Ask further questions to allow your spouse to elaborate on anything they’re speaking about. Make it clear that you’re taking in everything they’re saying and show that you care what your partner has to say. Resist the urge to sit there and wait for your spouse speaking so you can have your “turn.” That’s not listening; it’s waiting to talk.
Also, listen out for those words, phrases, and signs that your partner isn’t doing well. Often, we won’t share a stress that’s outside our relationship, especially if we think it may stress out our spouse, but that can actually lead to higher stress levels and even resentment. When you see these signs, try to prompt your partner to share their worries with you.
• Identify How You and Your Spouse Communicate (Great Communication with Your Spouse is the key)
Everyone communicates differently. Some people are blunt and upfront, while others are quiet and tend to keep their thoughts to themselves. Some people talk a lot and enjoy voicing every idea, opinion and thought. Others communicate through physical touch and actions. Part of effective communication comes from acknowledging and keeping in mind how your partner communicates, especially during disagreements and times of stress.
• Express Your Feelings in the Moment
Express things that bother you when they bother you. It can be tempting to avoid identifying an irritating, insensitive or frustrating thing your partner does or say in the moment, but it’s always better to get it out of the way. If you don’t bring these little things up as they occur, you run the risk of building up resentment, which can turn into an inclination to nit-pick. Making snippy little comments can erode a relationship over time, so avoid that by being honest and identifying any small issues as they arise.
• Be Honest, Even When You Make Mistakes
A foundation of honesty is essential for a strong, lasting marriage. It affects every aspect of your relationship, from how good you feel being with your spouse, to trusting one another with financial matters and making decisions that are in the best interests of the two of you as a unit. In every case, being honest when a problem first arises is the best way to work through it together. Hide a problem, and your partner will resent you later if it becomes a much bigger problem. Great Communication with Your Spouse is vital.

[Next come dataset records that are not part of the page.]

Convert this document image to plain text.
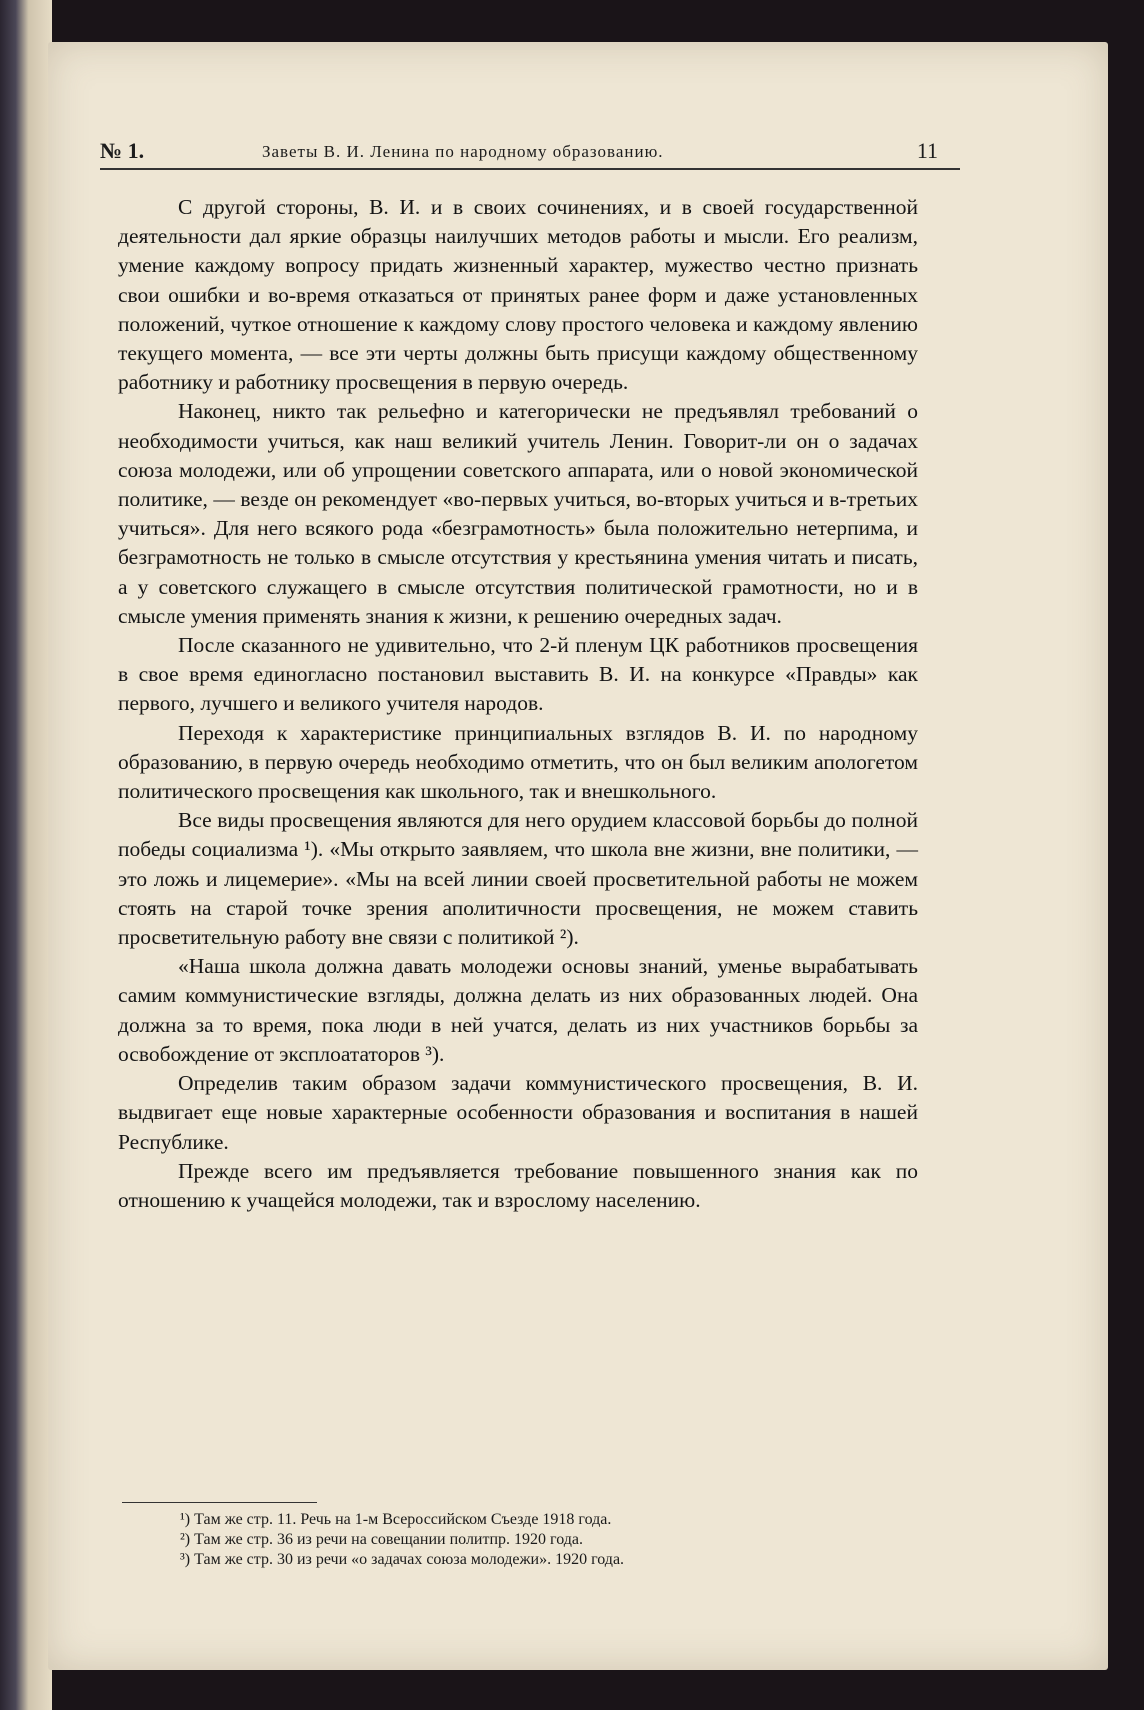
№ 1.	Заветы В. И. Ленина по народному образованию.	11

С другой стороны, В. И. и в своих сочинениях, и в своей государственной деятельности дал яркие образцы наилучших методов работы и мысли. Его реализм, умение каждому вопросу придать жизненный характер, мужество честно признать свои ошибки и во-время отказаться от принятых ранее форм и даже установленных положений, чуткое отношение к каждому слову простого человека и каждому явлению текущего момента, — все эти черты должны быть присущи каждому общественному работнику и работнику просвещения в первую очередь.

Наконец, никто так рельефно и категорически не предъявлял требований о необходимости учиться, как наш великий учитель Ленин. Говорит-ли он о задачах союза молодежи, или об упрощении советского аппарата, или о новой экономической политике, — везде он рекомендует «во-первых учиться, во-вторых учиться и в-третьих учиться». Для него всякого рода «безграмотность» была положительно нетерпима, и безграмотность не только в смысле отсутствия у крестьянина умения читать и писать, а у советского служащего в смысле отсутствия политической грамотности, но и в смысле умения применять знания к жизни, к решению очередных задач.

После сказанного не удивительно, что 2-й пленум ЦК работников просвещения в свое время единогласно постановил выставить В. И. на конкурсе «Правды» как первого, лучшего и великого учителя народов.

Переходя к характеристике принципиальных взглядов В. И. по народному образованию, в первую очередь необходимо отметить, что он был великим апологетом политического просвещения как школьного, так и внешкольного.

Все виды просвещения являются для него орудием классовой борьбы до полной победы социализма ¹). «Мы открыто заявляем, что школа вне жизни, вне политики, — это ложь и лицемерие». «Мы на всей линии своей просветительной работы не можем стоять на старой точке зрения аполитичности просвещения, не можем ставить просветительную работу вне связи с политикой ²).

«Наша школа должна давать молодежи основы знаний, уменье вырабатывать самим коммунистические взгляды, должна делать из них образованных людей. Она должна за то время, пока люди в ней учатся, делать из них участников борьбы за освобождение от эксплоататоров ³).

Определив таким образом задачи коммунистического просвещения, В. И. выдвигает еще новые характерные особенности образования и воспитания в нашей Республике.

Прежде всего им предъявляется требование повышенного знания как по отношению к учащейся молодежи, так и взрослому населению.

¹) Там же стр. 11. Речь на 1-м Всероссийском Съезде 1918 года.
²) Там же стр. 36 из речи на совещании политпр. 1920 года.
³) Там же стр. 30 из речи «о задачах союза молодежи». 1920 года.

• Have Faith in Your Relationship and Remember Why You Got Married
Have faith in your relationship. If you didn’t both believe that this relationship was worth working on, you wouldn’t still be here, so remember that whenever you feel frustrated. Positive communication requires a positive attitude and vice versa. Believe in your relationship and trust that things can change for the better. Think back to when you first got married – why did you fall in love with your spouse? If things have changed, it’s likely time to have an open and honest heart-to-heart with your spouse about how you can get things back on track.
• Be Present When the Two of You are Together
This might sound like a cliche, but it’s true. Take time to really be there for your spouse. Put time aside each week to spend together, especially when times are hard, as that’s when trust and intimacy are built. You don’t need to go out on an elaborate date night (though that can help), but simply paying your full attention to one another at breakfast, dinner, or when you first get into bed at night can make all the difference.
• Choose Your Battles
Sometimes, things just aren’t worth arguing about. If you’re inclined to rehash previous issues, letting things go might be a skill to work on. If you’ve been with your partner for a while, you’ll know that some things just aren’t worth revisiting. The ability to prove that you love each other, even when in conflict, is an invaluable one.
As with any relationship, we all crave connection, whether between friends, family members or a partner. When we don’t feel that we’re achieving that connection, we may feel dissatisfied, isolated, and we may be inclined to avoid communicating altogether. Of course, this only causes more problems in the long term, so it’s always best to be open, honest, and genuinely willing to listen to your spouse and talk about how you can work on this aspect of your relationship together.